Comme tout quinqua (je n'aime pas ce mot) qui a dansé sur Midnight Express, j'ai adoré. Alors j'ai aussi acheté tous les albums précédents de ce duo inventif. D'autres les auraient téléchargés, mais mon manque total de connaissance en télématique me cantonne dans le droit chemin. Ces albums sont excellents, et leur éclectisme fait plaisir à entendre. J'ai aussi retrouvé un live de 2007 laissé par mon fils, Daft Punk Alive, et je l'ai écouté un moment en boucle dans ma Twingo.
    Au-delà de la maîtrise et de la qualité réelle des morceaux joués à Bercy, j'ai été ébahi par le public. Il envahissait la bande son.
    Evidemment, ce sont uniquement des adeptes du groupe, des aficionados connaissant par coeur tous les disques des génies de l'électro. Des inconditionnels qui avaient obtenu leurs billets de haute lutte. Une amie de ma fille avait eu le bonheur d'en être, elle a encore les larmes aux yeux chaque fois qu'elle évoque cette soirée où elle a été soulevée, emportée par les dieux.
     Du haut de leur pyramide de lumière, les deux maîtres de cérémonie commencent à officier. Trois notes suffisent, et le public se met à hurler en reconnaissant le premier morceau. Débute alors un déferlement d'énergie brute qui renaît comme un phénix, toutes les minutes pendant la totalité du spectacle. C’est un coup de tonnerre qui dure deux heures, un éclair en boule qui roule, roule et roule encore, une ola de feu tout autour de l'immense salle zébrée de lasers et chauffée à blanc.
     Et je me dis, pour avoir pratiqué longtemps une vie familiale habituelle, que j'ai du mal à reconnaître dans cette bombe d'énergie pure, les mêmes adolescents tout mous et tout rassis qui ne savent pas que le matin existe, et émergent pour vaguement petit déjeuner, quand le five o'clock tea est déjà servi. Comme avec une pile électrique dont on ne relie pas les deux extrémités, il ne se passe pas grand-chose. Qu'est-ce qui peut bien les anesthésier de la sorte, les tétaniser dans leur lit?
      Je n'ai pas la réponse, mais je me dis que c'est dommage de ne pas faire jaillir en permanence toute cette fougue, de ne pas donner envie. Et si l'envie est absente, rideau, on reste en veille.
      Il est vrai que ce n'est pas en regardant leurs parents remuer comme des insectes sur le dos qu’ils auront envie de rentrer dans la danse quotidienne, dans le train-train routinier. Ce que le monde des adultes propose aujourd'hui à sa jeunesse n'est pas très réjouissant, un strapontin, une place debout, un nom sur liste d'attente. Pas étonnant que le monde virtuel soit si attirant, paré de toutes les vertus qui manquent au réel.

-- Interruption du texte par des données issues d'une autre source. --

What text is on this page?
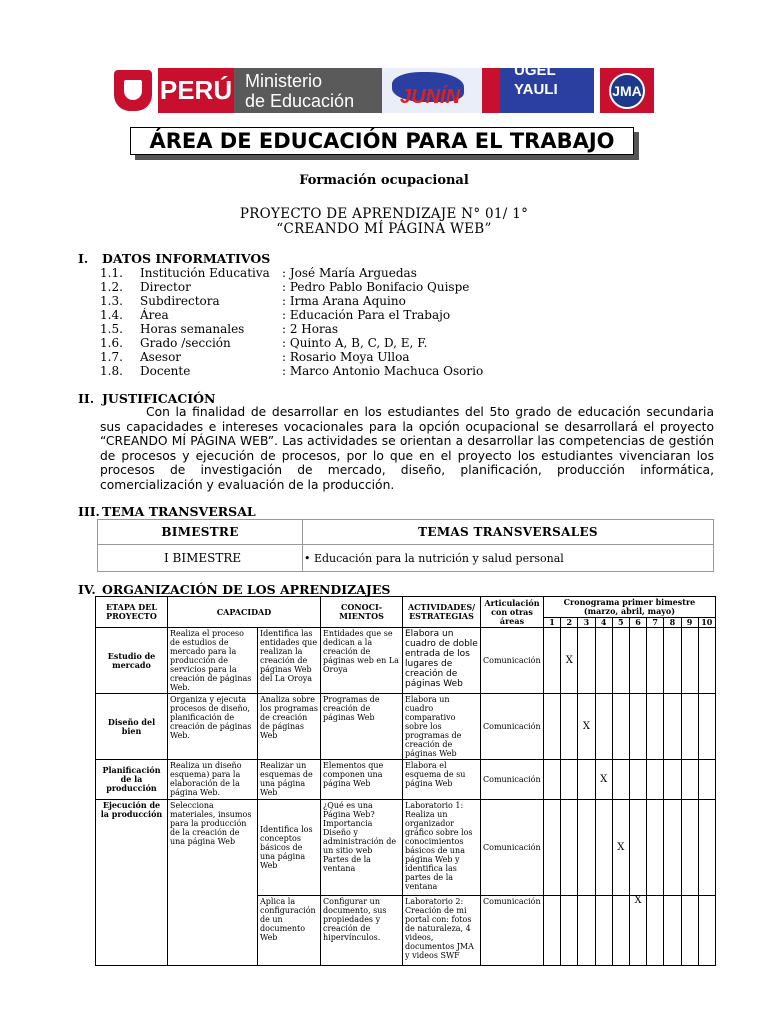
PERÚ Ministerio
de Educación	JUNÍN
UGEL
YAULI	JMA
ÁREA DE EDUCACIÓN PARA EL TRABAJO
Formación ocupacional
PROYECTO DE APRENDIZAJE N° 01/ 1°
“CREANDO MÍ PÁGINA WEB”
I. DATOS INFORMATIVOS
1.1. Institución Educativa : José María Arguedas
1.2. Director	: Pedro Pablo Bonifacio Quispe
1.3. Subdirectora	: Irma Arana Aquino
1.4. Área	: Educación Para el Trabajo
1.5. Horas semanales	: 2 Horas
1.6. Grado /sección	: Quinto A, B, C, D, E, F.
1.7. Asesor	: Rosario Moya Ulloa
1.8. Docente	: Marco Antonio Machuca Osorio
II. JUSTIFICACIÓN
Con la finalidad de desarrollar en los estudiantes del 5to grado de educación secundaria sus capacidades e intereses vocacionales para la opción ocupacional se desarrollará el proyecto “CREANDO MÍ PÁGINA WEB”. Las actividades se orientan a desarrollar las competencias de gestión de procesos y ejecución de procesos, por lo que en el proyecto los estudiantes vivenciaran los procesos de investigación de mercado, diseño, planificación, producción informática, comercialización y evaluación de la producción.
III. TEMA TRANSVERSAL
BIMESTRE	TEMAS TRANSVERSALES
I BIMESTRE	• Educación para la nutrición y salud personal
IV. ORGANIZACIÓN DE LOS APRENDIZAJES
ETAPA DEL PROYECTO	CAPACIDAD		CONOCI-MIENTOS	ACTIVIDADES/ ESTRATEGIAS	Articulación con otras áreas	Cronograma primer bimestre (marzo, abril, mayo)									
						1	2	3	4	5	6	7	8	9	10
Estudio de mercado	Realiza el proceso de estudios de mercado para la producción de servicios para la creación de páginas Web.	Identifica las entidades que realizan la creación de páginas Web del La Oroya	Entidades que se dedican a la creación de páginas web en La Oroya	Elabora un cuadro de doble entrada de los lugares de creación de páginas Web	Comunicación		X								
Diseño del bien	Organiza y ejecuta procesos de diseño, planificación de creación de páginas Web.	Analiza sobre los programas de creación de páginas Web	Programas de creación de páginas Web	Elabora un cuadro comparativo sobre los programas de creación de páginas Web	Comunicación			X							
Planificación de la producción	Realiza un diseño esquema) para la elaboración de la página Web.	Realizar un esquemas de una página Web	Elementos que componen una página Web	Elabora el esquema de su página Web	Comunicación				X						
Ejecución de la producción	Selecciona materiales, insumos para la producción de la creación de una página Web	Identifica los conceptos básicos de una página Web	¿Qué es una Página Web? Importancia Diseño y administración de un sitio web Partes de la ventana	Laboratorio 1: Realiza un organizador gráfico sobre los conocimientos básicos de una página Web y identifica las partes de la ventana	Comunicación					X					
		Aplica la configuración de un documento Web	Configurar un documento, sus propiedades y creación de hipervínculos.	Laboratorio 2: Creación de mi portal con: fotos de naturaleza, 4 videos, documentos JMA y videos SWF	Comunicación						X				
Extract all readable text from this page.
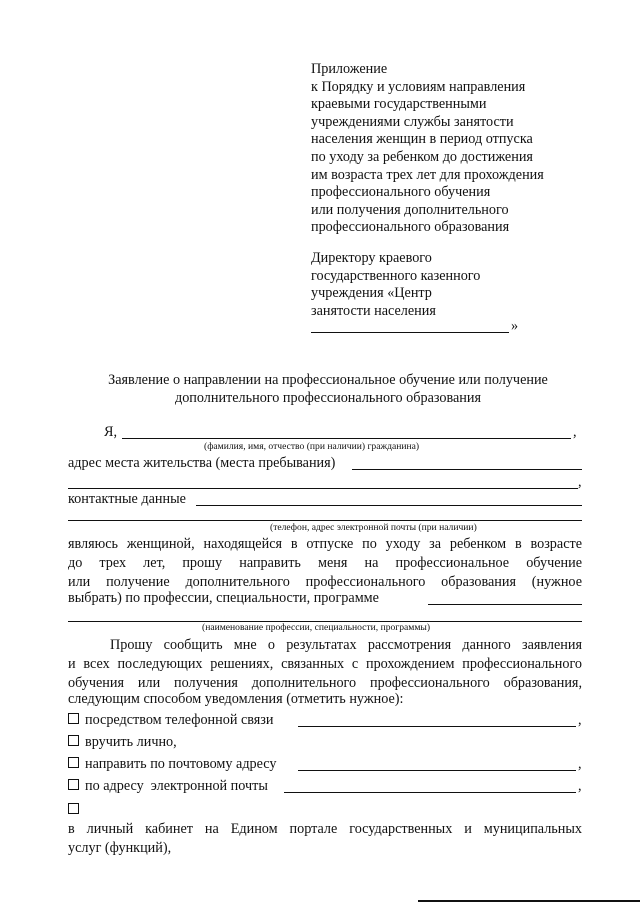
Приложение
к Порядку и условиям направления
краевыми государственными
учреждениями службы занятости
населения женщин в период отпуска
по уходу за ребенком до достижения
им возраста трех лет для прохождения
профессионального обучения
или получения дополнительного
профессионального образования
Директору краевого
государственного казенного
учреждения «Центр
занятости населения
»
Заявление о направлении на профессиональное обучение или получение
дополнительного профессионального образования
Я,	,
(фамилия, имя, отчество (при наличии) гражданина)
адрес места жительства (места пребывания)
,
контактные данные
(телефон, адрес электронной почты (при наличии)
являюсь женщиной, находящейся в отпуске по уходу за ребенком в возрасте
до трех лет, прошу направить меня на профессиональное обучение
или получение дополнительного профессионального образования (нужное
выбрать) по профессии, специальности, программе
(наименование профессии, специальности, программы)
Прошу сообщить мне о результатах рассмотрения данного заявления
и всех последующих решениях, связанных с прохождением профессионального
обучения или получения дополнительного профессионального образования,
следующим способом уведомления (отметить нужное):
посредством телефонной связи	,
вручить лично,
направить по почтовому адресу	,
по адресу  электронной почты	,
в личный кабинет на Едином портале государственных и муниципальных
услуг (функций),
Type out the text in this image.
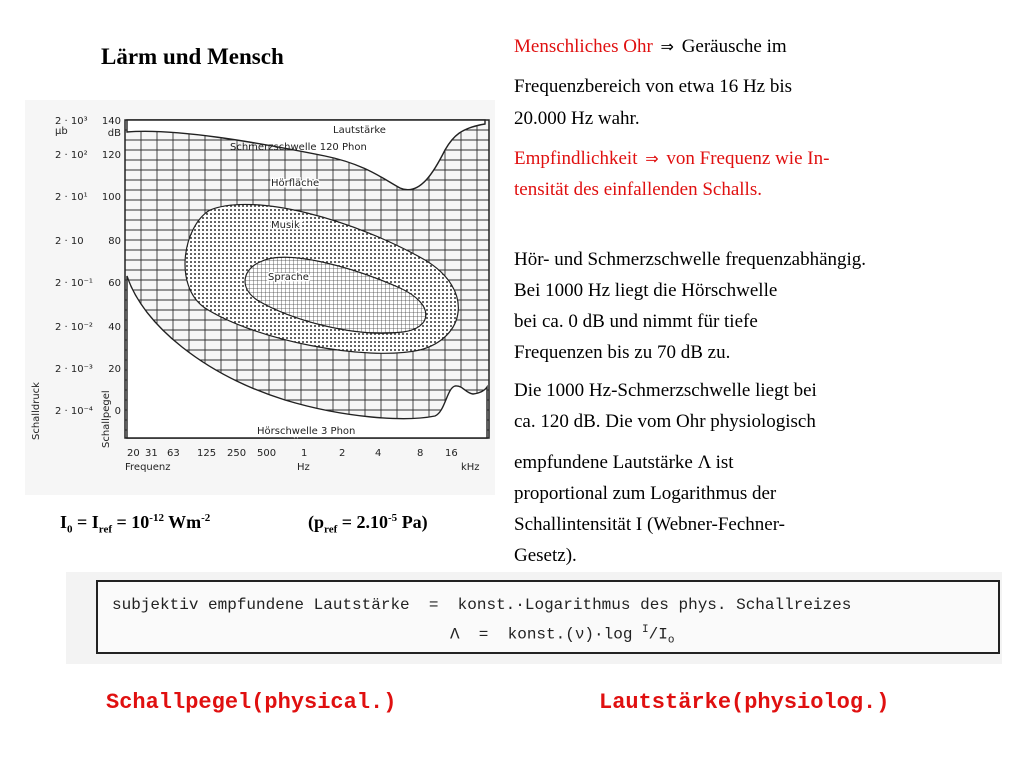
Lärm und Mensch
2 · 10³
μb
2 · 10²
2 · 10¹
2 · 10
2 · 10⁻¹
2 · 10⁻²
2 · 10⁻³
2 · 10⁻⁴
140
dB
120
100
80
60
40
20
0
20 31 63 125 250 500 1	2	4	8 16
Lautstärke
Schmerzschwelle 120 Phon
Hörfläche
Musik
Sprache
Hörschwelle 3 Phon
Schalldruck	Schallpegel
Frequenz	Hz	kHz
$I_0 = I_{ref} = 10^{-12}$ $Wm^{-2}$	($p_{ref} = 2.10^{-5}$ Pa)
Menschliches Ohr ⇒ Geräusche im
Frequenzbereich von etwa 16 Hz bis
20.000 Hz wahr.
Empfindlichkeit ⇒ von Frequenz wie In-
tensität des einfallenden Schalls.
Hör- und Schmerzschwelle frequenzabhängig.
Bei 1000 Hz liegt die Hörschwelle
bei ca. 0 dB und nimmt für tiefe
Frequenzen bis zu 70 dB zu.
Die 1000 Hz-Schmerzschwelle liegt bei
ca. 120 dB. Die vom Ohr physiologisch
empfundene Lautstärke Λ ist
proportional zum Logarithmus der
Schallintensität I (Webner-Fechner-
Gesetz).
subjektiv empfundene Lautstärke  =  konst.·Logarithmus des phys. Schallreizes
Λ  =  konst.(ν)·log $^I/I_o$
Schallpegel(physical.)	Lautstärke(physiolog.)
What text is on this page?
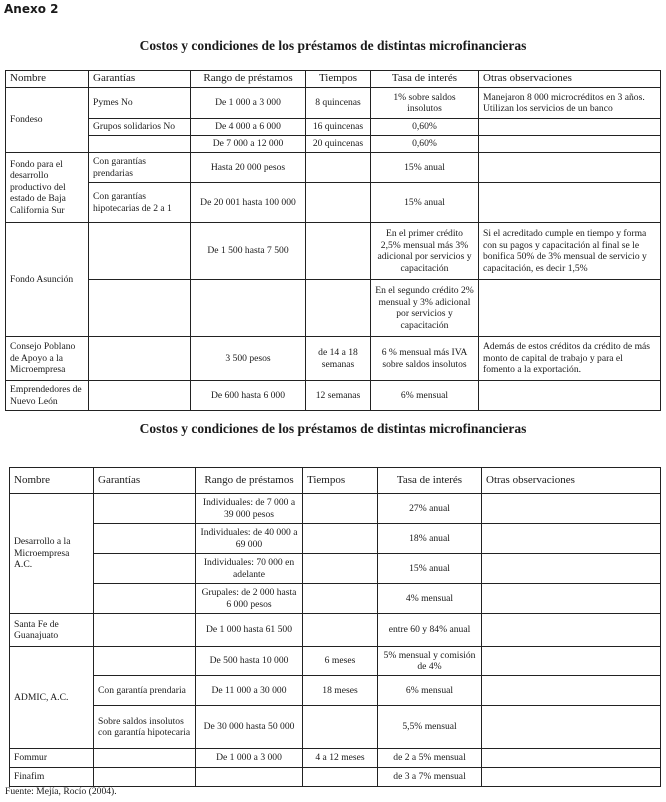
Anexo 2
Costos y condiciones de los préstamos de distintas microfinancieras
Nombre	Garantías	Rango de préstamos	Tiempos	Tasa de interés	Otras observaciones
Fondeso	Pymes No	De 1 000 a 3 000	8 quincenas	1% sobre saldos insolutos	Manejaron 8 000 microcréditos en 3 años. Utilizan los servicios de un banco
	Grupos solidarios No	De 4 000 a 6 000	16 quincenas	0,60%	
		De 7 000 a 12 000	20 quincenas	0,60%	
Fondo para el desarrollo productivo del estado de Baja California Sur	Con garantías prendarias	Hasta 20 000 pesos		15% anual	
	Con garantías hipotecarias de 2 a 1	De 20 001 hasta 100 000		15% anual	
Fondo Asunción		De 1 500 hasta 7 500		En el primer crédito 2,5% mensual más 3% adicional por servicios y capacitación	Si el acreditado cumple en tiempo y forma con su pagos y capacitación al final se le bonifica 50% de 3% mensual de servicio y capacitación, es decir 1,5%
				En el segundo crédito 2% mensual y 3% adicional por servicios y capacitación	
Consejo Poblano de Apoyo a la Microempresa		3 500 pesos	de 14 a 18 semanas	6 % mensual más IVA sobre saldos insolutos	Además de estos créditos da crédito de más monto de capital de trabajo y para el fomento a la exportación.
Emprendedores de Nuevo León		De 600 hasta 6 000	12 semanas	6% mensual	
Costos y condiciones de los préstamos de distintas microfinancieras
Nombre	Garantías	Rango de préstamos	Tiempos	Tasa de interés	Otras observaciones
Desarrollo a la Microempresa A.C.		Individuales: de 7 000 a 39 000 pesos		27% anual	
		Individuales: de 40 000 a 69 000		18% anual	
		Individuales: 70 000 en adelante		15% anual	
		Grupales: de 2 000 hasta 6 000 pesos		4% mensual	
Santa Fe de Guanajuato		De 1 000 hasta 61 500		entre 60 y 84% anual	
ADMIC, A.C.		De 500 hasta 10 000	6 meses	5% mensual y comisión de 4%	
	Con garantía prendaria	De 11 000 a 30 000	18 meses	6% mensual	
	Sobre saldos insolutos con garantía hipotecaria	De 30 000 hasta 50 000		5,5% mensual	
Fommur		De 1 000 a 3 000	4 a 12 meses	de 2 a 5% mensual	
Finafim				de 3 a 7% mensual	
Fuente: Mejía, Rocío (2004).
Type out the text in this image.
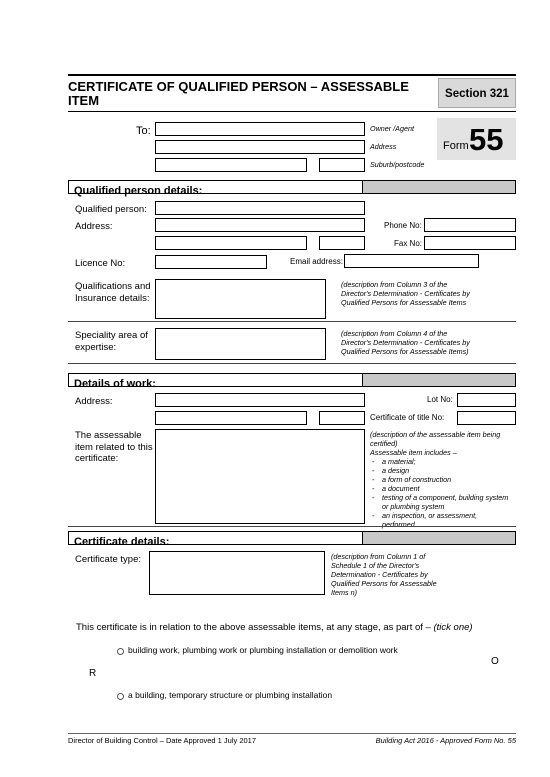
CERTIFICATE OF QUALIFIED PERSON – ASSESSABLE ITEM	Section 321
Form 55
To:	Owner /Agent
Address
Suburb/postcode
Qualified person details:
Qualified person:
Address:	Phone No:
Fax No:
Licence No:	Email address:
Qualifications and Insurance details:
(description from Column 3 of the Director's Determination - Certificates by Qualified Persons for Assessable Items
Speciality area of expertise:
(description from Column 4 of the Director's Determination - Certificates by Qualified Persons for Assessable Items)
Details of work:
Address:	Lot No:
Certificate of title No:
The assessable item related to this certificate:
(description of the assessable item being certified)
Assessable item includes –
- a material;
- a design
- a form of construction
- a document
- testing of a component, building system or plumbing system
- an inspection, or assessment, performed
Certificate details:
Certificate type:	(description from Column 1 of Schedule 1 of the Director's Determination - Certificates by Qualified Persons for Assessable Items n)
This certificate is in relation to the above assessable items, at any stage, as part of – (tick one)
building work, plumbing work or plumbing installation or demolition work
O
R
a building, temporary structure or plumbing installation
Director of Building Control – Date Approved 1 July 2017	Building Act 2016 - Approved Form No. 55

      Peut-être pour la première fois dans l'histoire de l'humanité, les vieux et moins vieux pensent que ce qu'ils vont laisser à leurs descendants est moins bien que ce qu'ils ont trouvé. « Ben tant pis, après nous le déluge, on est nuls, mais on ne sera plus là au moment de rendre des comptes. On s'en tire pas si mal.» 
    Bon, Platon se désespérait déjà des jeunes de son époque, nous on se désespère des vieux de la nôtre. Finalement, c'est plutôt encourageant, voire positif!